Camille wants to be desired as she desires this chair; she envies its beauty and usefulness, its deserving of praise. The moment she falls in love with it, Kramer’s essential question, which she posed in our conversation, emerges: “What does a thing provide you with?”
Once she’s swapped bodies with the chair and is in Olivier’s possession, Camille fulfills her wish to be someone’s object of unflinching, obsessive desire, a stark contrast to her role as sex object, sounding board, and emotional punching bag to the other people in her life, including a spurned lover (Clifton Collins Jr.), her materialistic mother (Betty Buckley), and her petty, self-centered friends Lisa and Irene (Robin Tunney and Samantha Mathis, respectively). Olivier also has a vessel for his love, one whose supple lines and sturdy construction attracts ravenous attention from everyone who sets eyes on it—be they snotty dinner companions or even the chair’s designer, played by the late, great Udo Kier—and affirms his worthiness to own it.

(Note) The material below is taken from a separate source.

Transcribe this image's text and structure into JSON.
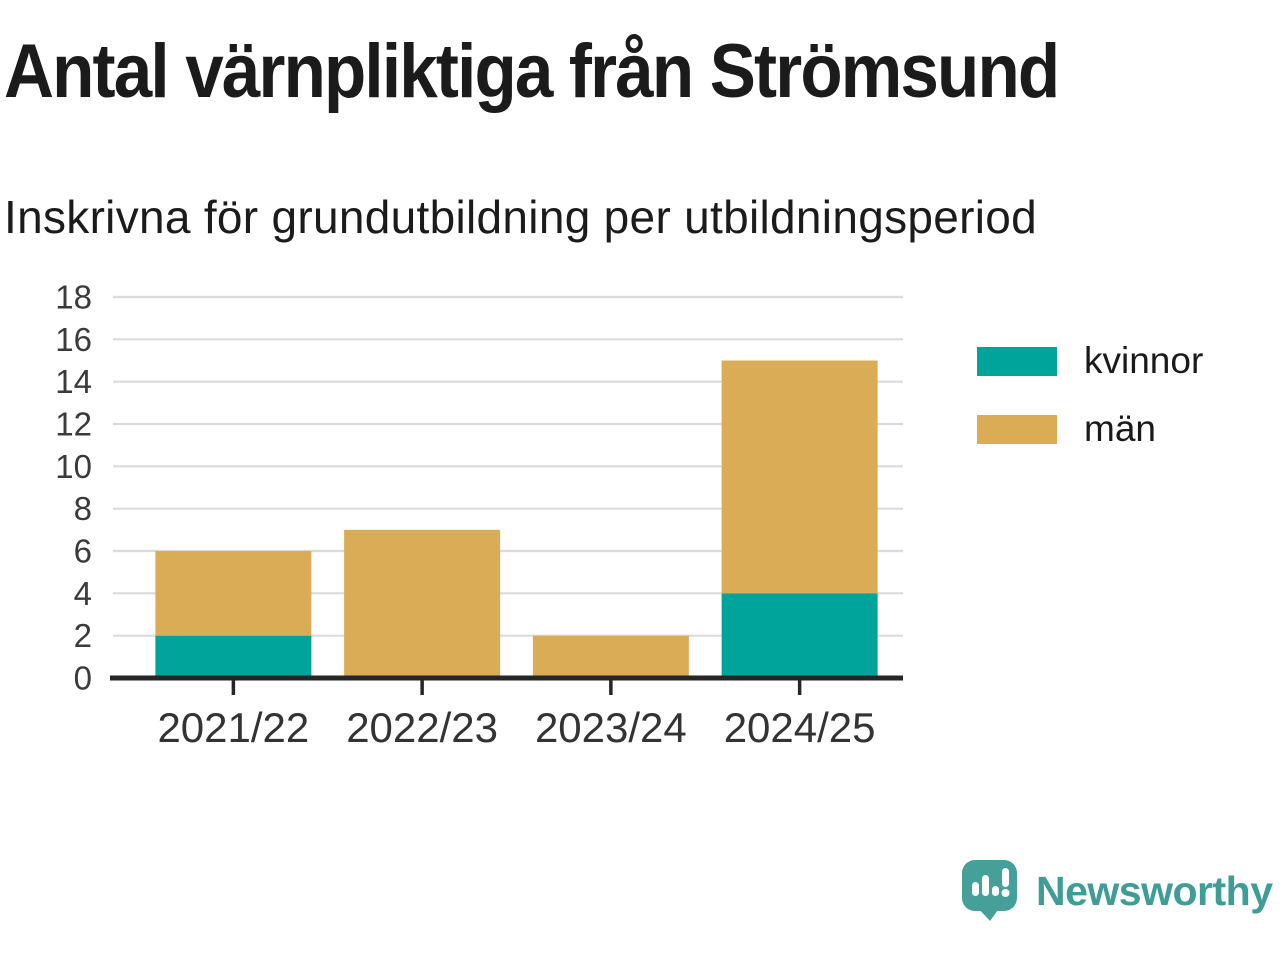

This quality of the romance between Olivier and Camille, as the chair, is the perfect example of Kramer’s theory, in which one’s objectification can trump one’s humanity when that humanity is denied elsewhere.
“I really appreciate and feel that there’s such soul and desperation in Juliette’s performance,” Kramer says. “And I think it ends on a note where you can only feel for her as you would feel for anyone who feels life might have been better [as] someone else’s object. That’s sad, but it also works for her.”
Troubling as Kramer’s theory may be, in By Design’s tragic climax of fated reunion and incompatible desires, we find its ultimate expression.